Brain Aid Prolog Abstract

This file is intended to give you a brief idea about BAP. Please see the tutorial for details.

System Components

The BAP system consists of the following components:

Low Level Message Router

The router provides the connection between processes. Processes are identified by a unique ID, allowing messages to be sent to any processes at any time. The low level router works transparently and allows to see any kind of network as a 'pool of processes'. The actual topology may affect communication performance, but is in general hidden to the user (it is possible to place processes directly on certain processors).

Operating System

Responsible for memory management, loading and execution of applications and the process management.

PROLOG Runtime System

This component includes several libraries, predefined predicates such as i/o functions, object management and an interface to C - routines. Code modules can be recompiled at runtime and replaced even in a running application.

PROLOG Compiler

The compiler is the central part of BAP. The BAP PROLOG dialect is based on the standard as defined by Clocksin and Mellish, 1984. Variables are not typed, but an optional type checking (for debugging purposes) is available. The BAP compiler is written in PROLOG and runs as an application on the Transputer system. It is not necessary to leave the development environment or reset the Transputer network to run the compiled programs.

Host Server System

The I/O server system is available for MS WINDOWS and X Windows. Together with the runtime system, the host server provides a comfortable development environment, including source level debugging of multiple processes. Other features are graphics output, file I/O to the host file system and all the little details provided by modern windows environments.

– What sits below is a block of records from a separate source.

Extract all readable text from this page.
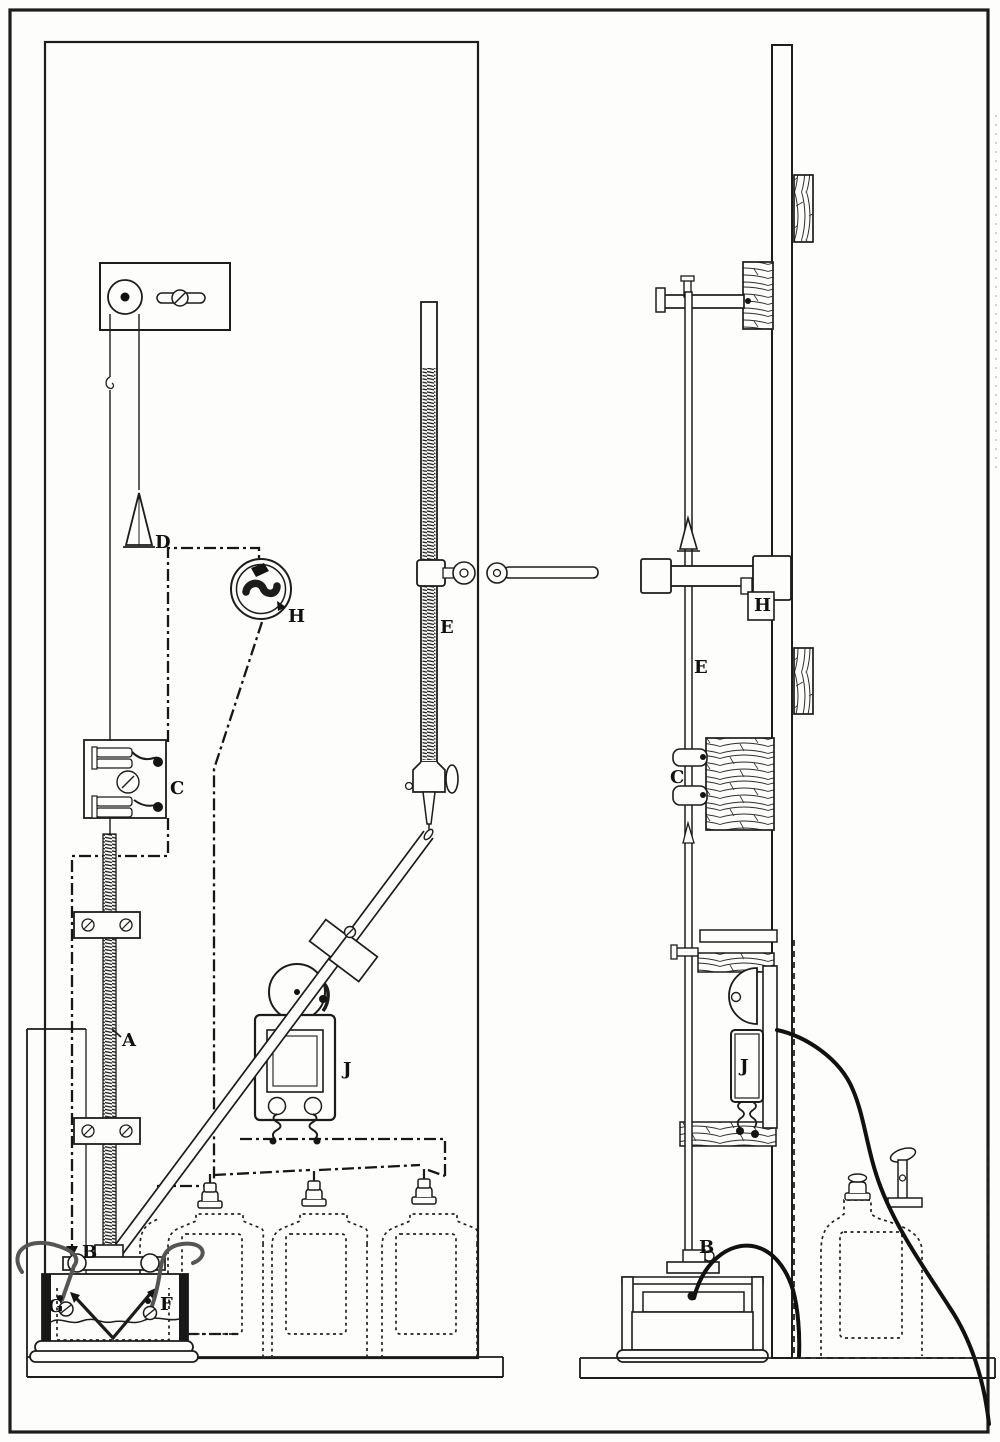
D
H
C
A
E
B
G	F
J
H
E
C
J
B
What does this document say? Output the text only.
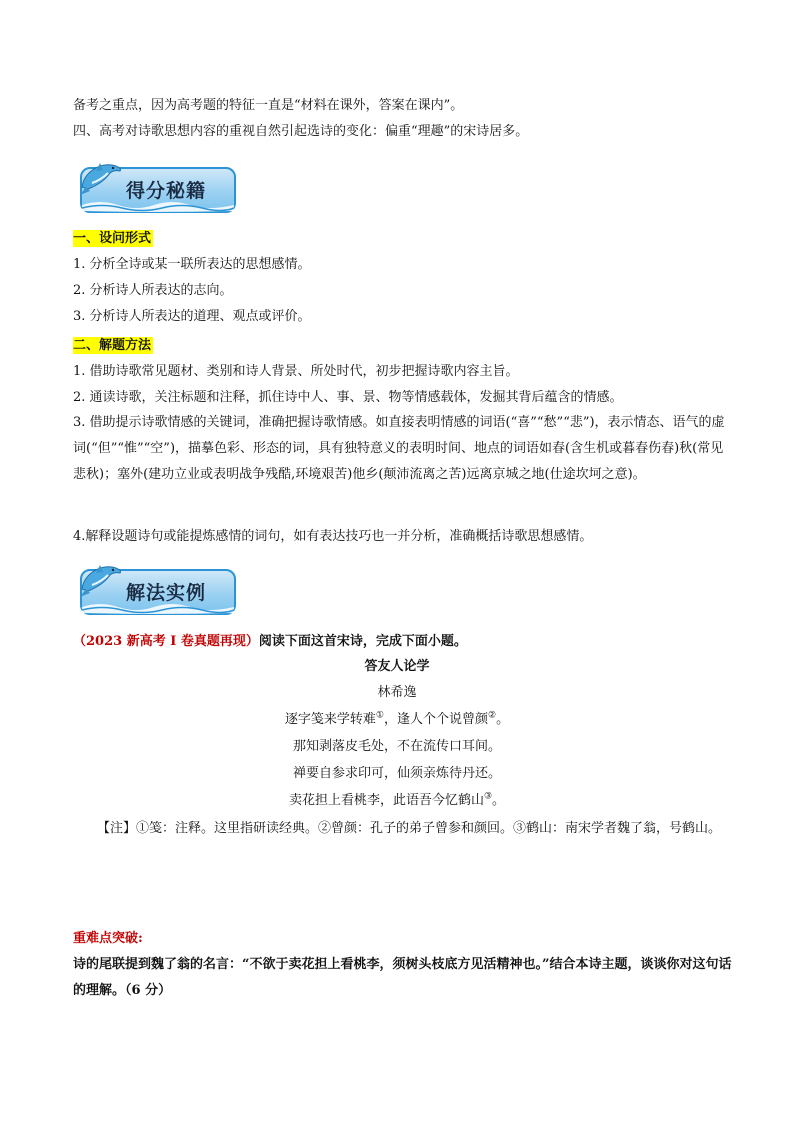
备考之重点，因为高考题的特征一直是“材料在课外，答案在课内”。
四、高考对诗歌思想内容的重视自然引起选诗的变化：偏重“理趣”的宋诗居多。
得分秘籍
一、设问形式
1. 分析全诗或某一联所表达的思想感情。
2. 分析诗人所表达的志向。
3. 分析诗人所表达的道理、观点或评价。
二、解题方法
1. 借助诗歌常见题材、类别和诗人背景、所处时代，初步把握诗歌内容主旨。
2. 通读诗歌，关注标题和注释，抓住诗中人、事、景、物等情感载体，发掘其背后蕴含的情感。
3. 借助提示诗歌情感的关键词，准确把握诗歌情感。如直接表明情感的词语(“喜”“愁”“悲”)，表示情态、语气的虚词(“但”“惟”“空”)，描摹色彩、形态的词，具有独特意义的表明时间、地点的词语如春(含生机或暮春伤春)秋(常见悲秋)；塞外(建功立业或表明战争残酷,环境艰苦)他乡(颠沛流离之苦)远离京城之地(仕途坎坷之意)。
4.解释设题诗句或能提炼感情的词句，如有表达技巧也一并分析，准确概括诗歌思想感情。
解法实例
（2023 新高考 I 卷真题再现）阅读下面这首宋诗，完成下面小题。
答友人论学
林希逸
逐字笺来学转难①，逢人个个说曾颜②。
那知剥落皮毛处，不在流传口耳间。
禅要自参求印可，仙须亲炼待丹还。
卖花担上看桃李，此语吾今忆鹤山③。
【注】①笺：注释。这里指研读经典。②曾颜：孔子的弟子曾参和颜回。③鹤山：南宋学者魏了翁，号鹤山。
重难点突破:
诗的尾联提到魏了翁的名言：“不欲于卖花担上看桃李，须树头枝底方见活精神也。”结合本诗主题，谈谈你对这句话的理解。（6 分）
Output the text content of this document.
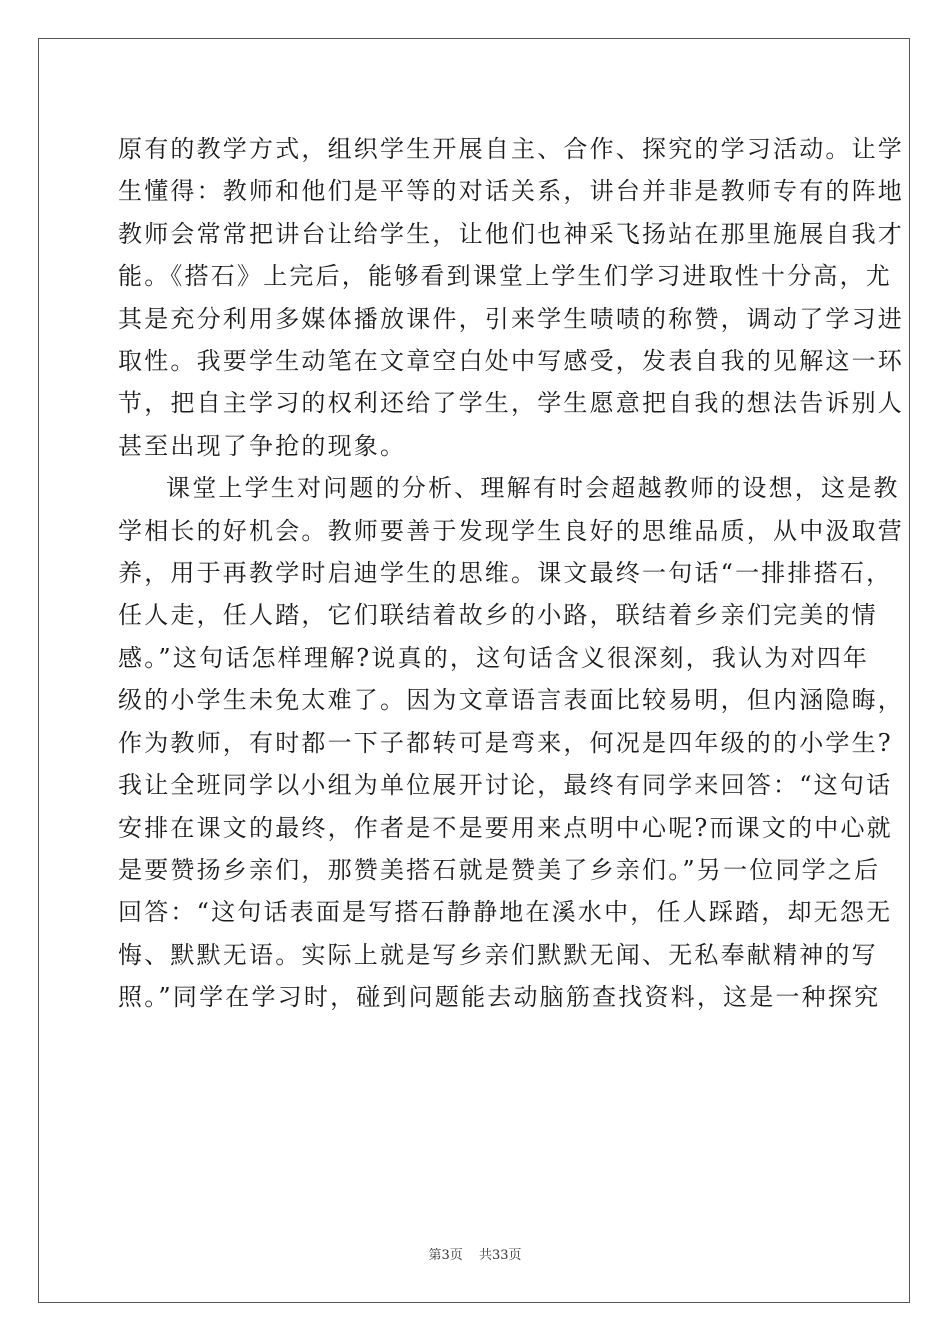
原有的教学方式，组织学生开展自主、合作、探究的学习活动。让学
生懂得：教师和他们是平等的对话关系，讲台并非是教师专有的阵地
教师会常常把讲台让给学生，让他们也神采飞扬站在那里施展自我才
能。《搭石》上完后，能够看到课堂上学生们学习进取性十分高，尤
其是充分利用多媒体播放课件，引来学生啧啧的称赞，调动了学习进
取性。我要学生动笔在文章空白处中写感受，发表自我的见解这一环
节，把自主学习的权利还给了学生，学生愿意把自我的想法告诉别人
甚至出现了争抢的现象。

课堂上学生对问题的分析、理解有时会超越教师的设想，这是教
学相长的好机会。教师要善于发现学生良好的思维品质，从中汲取营
养，用于再教学时启迪学生的思维。课文最终一句话“一排排搭石，
任人走，任人踏，它们联结着故乡的小路，联结着乡亲们完美的情
感。”这句话怎样理解?说真的，这句话含义很深刻，我认为对四年
级的小学生未免太难了。因为文章语言表面比较易明，但内涵隐晦，
作为教师，有时都一下子都转可是弯来，何况是四年级的的小学生?
我让全班同学以小组为单位展开讨论，最终有同学来回答：“这句话
安排在课文的最终，作者是不是要用来点明中心呢?而课文的中心就
是要赞扬乡亲们，那赞美搭石就是赞美了乡亲们。”另一位同学之后
回答：“这句话表面是写搭石静静地在溪水中，任人踩踏，却无怨无
悔、默默无语。实际上就是写乡亲们默默无闻、无私奉献精神的写
照。”同学在学习时，碰到问题能去动脑筋查找资料，这是一种探究

第3页 共33页
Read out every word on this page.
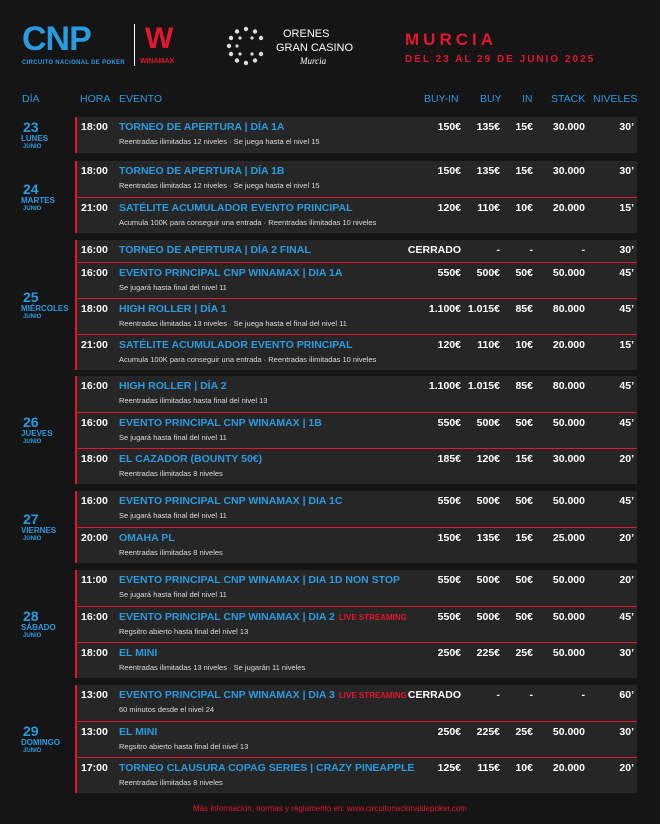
CNP
CIRCUITO NACIONAL DE POKER
W
WINAMAX
ORENES
GRAN CASINO
Murcia
MURCIA
DEL 23 AL 29 DE JUNIO 2025
DÍA	HORA EVENTO	BUY-IN BUY IN STACK NIVELES
23
LUNES
JUNIO
18:00 TORNEO DE APERTURA | DÍA 1A
Reentradas ilimitadas 12 niveles · Se juega hasta el nivel 15
150€ 135€ 15€ 30.000	30’
24
MARTES
JUNIO
18:00 TORNEO DE APERTURA | DÍA 1B
Reentradas ilimitadas 12 niveles · Se juega hasta el nivel 15
150€ 135€ 15€ 30.000	30’
21:00 SATÉLITE ACUMULADOR EVENTO PRINCIPAL
Acumula 100K para conseguir una entrada · Reentradas ilimitadas 10 niveles
120€ 110€ 10€ 20.000	15’
25
MIÉRCOLES
JUNIO
16:00 TORNEO DE APERTURA | DÍA 2 FINAL	CERRADO	-	-	-	30’
16:00 EVENTO PRINCIPAL CNP WINAMAX | DIA 1A
Se jugará hasta final del nivel 11
550€ 500€ 50€ 50.000	45’
18:00 HIGH ROLLER | DÍA 1
Reentradas ilimitadas 13 niveles · Se juega hasta el final del nivel 11
1.100€ 1.015€ 85€ 80.000	45’
21:00 SATÉLITE ACUMULADOR EVENTO PRINCIPAL
Acumula 100K para conseguir una entrada · Reentradas ilimitadas 10 niveles
120€ 110€ 10€ 20.000	15’
26
JUEVES
JUNIO
16:00 HIGH ROLLER | DÍA 2
Reentradas ilimitadas hasta final del nivel 13
1.100€ 1.015€ 85€ 80.000	45’
16:00 EVENTO PRINCIPAL CNP WINAMAX | 1B
Se jugará hasta final del nivel 11
550€ 500€ 50€ 50.000	45’
18:00 EL CAZADOR (BOUNTY 50€)
Reentradas ilimitadas 8 niveles
185€ 120€ 15€ 30.000	20’
27
VIERNES
JUNIO
16:00 EVENTO PRINCIPAL CNP WINAMAX | DIA 1C
Se jugará hasta final del nivel 11
550€ 500€ 50€ 50.000	45’
20:00 OMAHA PL
Reentradas ilimitadas 8 niveles
150€ 135€ 15€ 25.000	20’
28
SÁBADO
JUNIO
11:00 EVENTO PRINCIPAL CNP WINAMAX | DIA 1D NON STOP
Se jugará hasta final del nivel 11
550€ 500€ 50€ 50.000	20’
16:00 EVENTO PRINCIPAL CNP WINAMAX | DIA 2 LIVE STREAMING
Regsitro abierto hasta final del nivel 13
550€ 500€ 50€ 50.000	45’
18:00 EL MINI
Reentradas ilimitadas 13 niveles · Se jugarán 11 niveles
250€ 225€ 25€ 50.000	30’
29
DOMINGO
JUNIO
13:00 EVENTO PRINCIPAL CNP WINAMAX | DIA 3 LIVE STREAMING
60 minutos desde el nivel 24
CERRADO	-	-	-	60’
13:00 EL MINI
Regsitro abierto hasta final del nivel 13
250€ 225€ 25€ 50.000	30’
17:00 TORNEO CLAUSURA COPAG SERIES | CRAZY PINEAPPLE
Reentradas ilimitadas 8 niveles
125€ 115€ 10€ 20.000	20’
Más información, normas y reglamento en: www.circuitonacionaldepoker.com
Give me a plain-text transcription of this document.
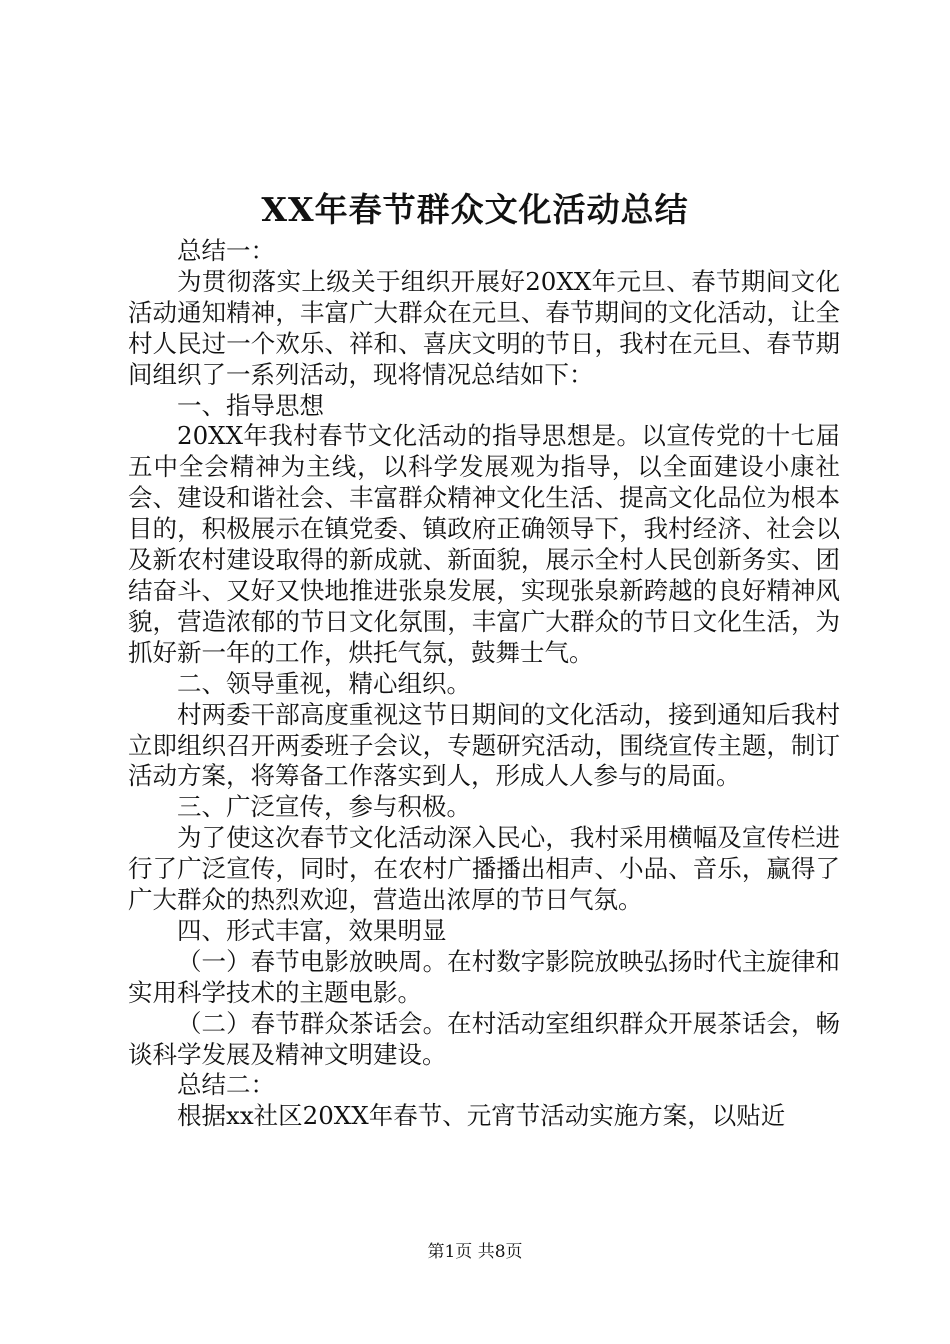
XX年春节群众文化活动总结

总结一：

为贯彻落实上级关于组织开展好20XX年元旦、春节期间文化活动通知精神，丰富广大群众在元旦、春节期间的文化活动，让全村人民过一个欢乐、祥和、喜庆文明的节日，我村在元旦、春节期间组织了一系列活动，现将情况总结如下：

一、指导思想

20XX年我村春节文化活动的指导思想是。以宣传党的十七届五中全会精神为主线，以科学发展观为指导，以全面建设小康社会、建设和谐社会、丰富群众精神文化生活、提高文化品位为根本目的，积极展示在镇党委、镇政府正确领导下，我村经济、社会以及新农村建设取得的新成就、新面貌，展示全村人民创新务实、团结奋斗、又好又快地推进张泉发展，实现张泉新跨越的良好精神风貌，营造浓郁的节日文化氛围，丰富广大群众的节日文化生活，为抓好新一年的工作，烘托气氛，鼓舞士气。

二、领导重视，精心组织。

村两委干部高度重视这节日期间的文化活动，接到通知后我村立即组织召开两委班子会议，专题研究活动，围绕宣传主题，制订活动方案，将筹备工作落实到人，形成人人参与的局面。

三、广泛宣传，参与积极。

为了使这次春节文化活动深入民心，我村采用横幅及宣传栏进行了广泛宣传，同时，在农村广播播出相声、小品、音乐，赢得了广大群众的热烈欢迎，营造出浓厚的节日气氛。

四、形式丰富，效果明显

（一）春节电影放映周。在村数字影院放映弘扬时代主旋律和实用科学技术的主题电影。

（二）春节群众茶话会。在村活动室组织群众开展茶话会，畅谈科学发展及精神文明建设。

总结二：

根据xx社区20XX年春节、元宵节活动实施方案，以贴近

第1页 共8页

The concepts used to implement BAP are based on the idea that programming on parallel systems should be as easy as programming on sequential computers. Although parallelism seems to be inherent in any natural process, the programmers mind is trained to break down a problem into small steps which are executed sequentially. We try to use both ideas by letting the programmer decide at which level the parallelism should start. Systems that provide automatic parallelization will never be able to optimize code as well as a programmer with all his knowledge of the problem. We do not think it wise to ignore the programmer's intelligence. As a result we decided to base our system on the well known sequential PROLOG language and provide efficient extensions for communication and synchronization.

Closer Look

The Compiler produces genuine assembler code for the Transputer. This allows direct access to the Transputer communication hardware.

The process of compiling PROLOG files can be executed concurrently, as single predicates do not contain dependencies needed before linking. The source files are splitted into smaller chunks by the use of keywords, which for example indicate the start of a new predicate description. These chunks may be treated separately until linking is required. Furthermore, scanning, parsing, code generation and linking may be executed in pipelines.

PROLOG programs are built up of MODULES with external references made public by IMPORT and EXPORT statements.

These modules are loaded on demand from the host server or from neighbour nodes that loaded these modules before. The exported predicates can be called by name. This allows interpreting shells and interactive debugging. Single modules may be replaced by newer versions even in a running application. This allows immediate examination of changes made.

The debugger traces processes at source level. Several debugging sessions can run parallel on the host server, enabling comfortable tracing of complex parallel constructs. Debug windows show the executed sources as well as the parameters actually passed to and returned from subgoals. Trace can be switched on and off by the host system and/or the program. Another debugging feature is the message spy facility that can be used to intercept messages to any object.

There are no limitations to the number of PROLOG processes or objects started on each Transputer node, except for the amount of memory available. This allows the development of even highly parallelized applications on small machines. They can later be executing on larger networks.


Sequential Performance

Some standard benchmarks might give an idea of the current speed of the system. The listing given in Appendix A has been compiled exactly as printed here, so it also demonstrates the use of BAP. The benchmarks are sequential PROLOG programs running on a single Transputer T800 20MHz. The benchmarks were taken from 'IMPLEMENTING PROLOG v2 by D. Warren, D.A.I Research Report No. 40'.

The output after a bench(1000) call was the following:

Tests: QSORT(list50) 
Time: 35.70 ms
Tests: NREVERS(list30)
Time: 32.85 ms
Tests: DIRIV(times10,x,Y)
Time: 3.13 ms 
Tests: DIRIV(divide10,x,Y)
Time: 3.40 ms
Tests: DIRIV(log10,x,Y)
Time: 2.25 ms
Tests: DIRIV(ops8,x,Y)
Time: 2.25 ms
We expect speed improvements with the introduction of typed variables related code optimizations. Some of the optimizations possible with sequential machines cannot be used, for instance an atom table is not possible without a shared memory between processors.

Parallel Performance

The following example shows the well known queens problem solved by a simple farm concept built from message passing primitives. The 'exec' predicate interprets its arguments as a goal to be executed on a concurrent process. 'Send_msg' and 'rec_msg' are used to synchronize the termination of the main process to enable timing. They could be used to collect the results by the client process, but in this case we preferred to direct output directly onto the screen.

A call to pqueens(8) is executed in 77.3 seconds on a single T800 20MHz. With 4 nodes in a pipeline topology the program reached a time of 20.4 seconds.